Some time ago, I joined a bug bounty program of a household name brand, who shall remain anonymous throughout this article. This write-up documents a journey of finding and exploiting SQL injection in some unexpected places.
To get started, I randomly chose one of the 47 domains which were in scope and decided to perform a manual crawl by navigating to it in a browser. Strangely, the target I chose was throwing a 404 (not found) HTTP error on the root of the page. Therefore, in order to get something to test, I ran a few Google Hacking Database (GHDB) style queries to have some pages I can work with.
The first thing I did was to gather as much information as I could about the website’s technology stack, including what OS (Windows, Linux, UNIX…) it’s running and what server side technology (PHP, ASP.NET, J2EE, Python…) it’s using. After some time interacting with the web app, I found it to be mostly static, and while it had some functionality, this functionality was rather limited. Therefore, I chose to skip testing for logical bugs and instead focused on injection. I mapped out HTTP methods accepted by the web application together with potential injection points where I was likely to find injection bugs.
Things however, turned out harder than they seemed and after some 2 hours of manual testing with nothing to show for it, things started to get frustrating. So I decided to give Acunetix a try. Since I was exclusively interested in injection vulnerabilities, I created a custom Scan Type that focused only on injection bugs. The limited scope helps make the scan quicker and more importantly in this case, it puts less load on the application.
Additionally, since I had already done a lot of manual work in Telerik Fiddler, I could save its output to a
.saz and feed it to Acunetix. It’s also worth mentioning that Acunetix also supports PortSwigger Burp Suite
.xml and any tool that can output a
.har file. This functionality is super useful during a pen-test because it means you’re free to use the tools you’re already comfortable with.

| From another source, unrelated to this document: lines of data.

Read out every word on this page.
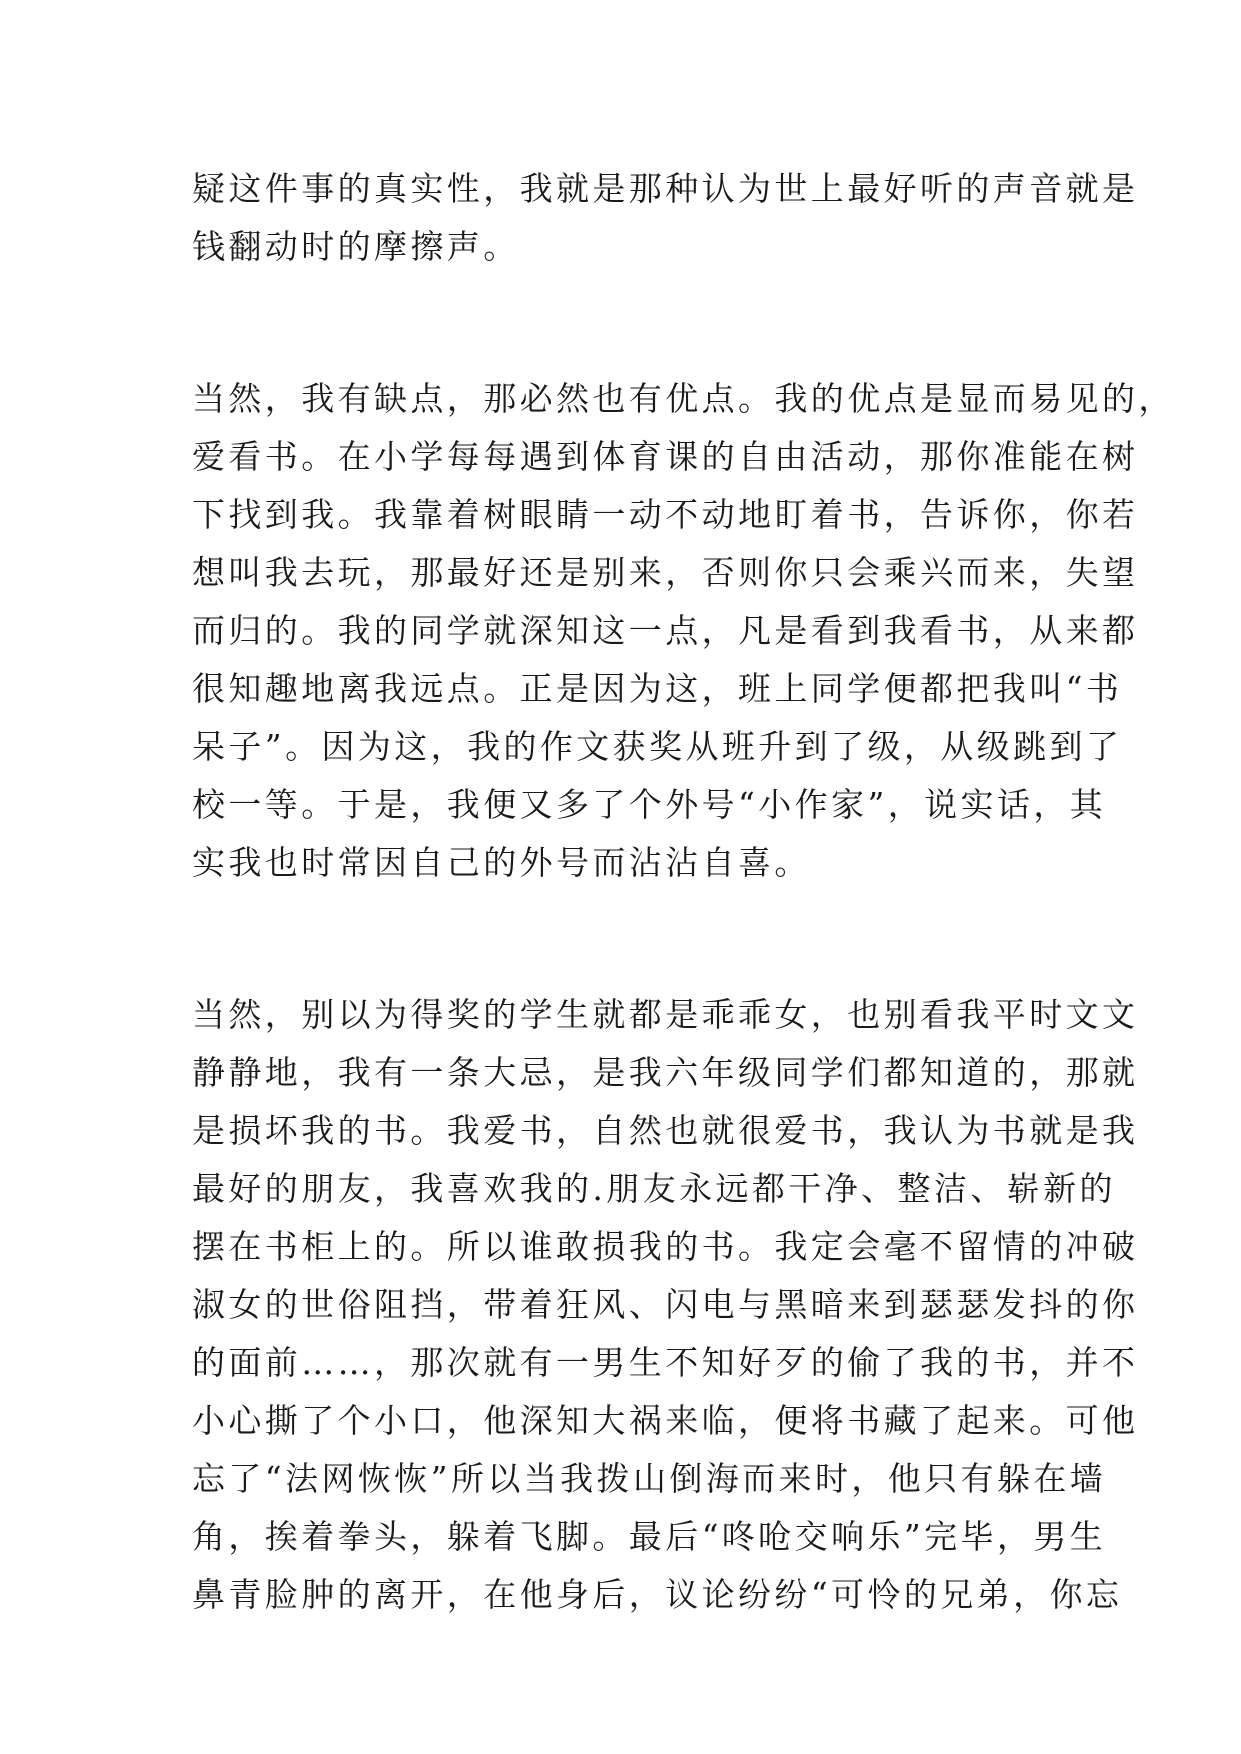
疑这件事的真实性，我就是那种认为世上最好听的声音就是
钱翻动时的摩擦声。
当然，我有缺点，那必然也有优点。我的优点是显而易见的，
爱看书。在小学每每遇到体育课的自由活动，那你准能在树
下找到我。我靠着树眼睛一动不动地盯着书，告诉你，你若
想叫我去玩，那最好还是别来，否则你只会乘兴而来，失望
而归的。我的同学就深知这一点，凡是看到我看书，从来都
很知趣地离我远点。正是因为这，班上同学便都把我叫“书
呆子”。因为这，我的作文获奖从班升到了级，从级跳到了
校一等。于是，我便又多了个外号“小作家”，说实话，其
实我也时常因自己的外号而沾沾自喜。
当然，别以为得奖的学生就都是乖乖女，也别看我平时文文
静静地，我有一条大忌，是我六年级同学们都知道的，那就
是损坏我的书。我爱书，自然也就很爱书，我认为书就是我
最好的朋友，我喜欢我的.朋友永远都干净、整洁、崭新的
摆在书柜上的。所以谁敢损我的书。我定会毫不留情的冲破
淑女的世俗阻挡，带着狂风、闪电与黑暗来到瑟瑟发抖的你
的面前……，那次就有一男生不知好歹的偷了我的书，并不
小心撕了个小口，他深知大祸来临，便将书藏了起来。可他
忘了“法网恢恢”所以当我拨山倒海而来时，他只有躲在墙
角，挨着拳头，躲着飞脚。最后“咚呛交响乐”完毕，男生
鼻青脸肿的离开，在他身后，议论纷纷“可怜的兄弟，你忘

In this case, providing the scanner with a manually crawled structure was necessary since the root page was returning a 404 — therefore, in this case, running a scan on the root of the site would have probably not gotten me very far.
I left the scan running for a few minutes and when I came back to it, to my surprise there was a Blind SQL Injection alert. Upon opening the alert, things got even more surprising — the injection resided in the
User-Agent HTTP Header.
This was a nice find, however, I wanted to confirm this was a true-positive before reporting it. To do so, I copied over the HTTP request from Acunetix and pasted it in Telerik Fiddler’s Composer, but again, I could have used any other tool that can craft HTTP requests.
As part of the result for Blind SQL Injection vulnerabilities, Acunetix will not only give you the HTTP request it used, but because it uses a number of requests to verify Blind SQLi (necessary due to the nature of timing attacks), it also gives you a list of the tests it performed. This provided me with a good place to start.
I tested a few Blind SQL Injection payloads and verified that what Acunetix found was indeed a true positive, and with that, I could go ahead and report this Blind SQL Injection bug.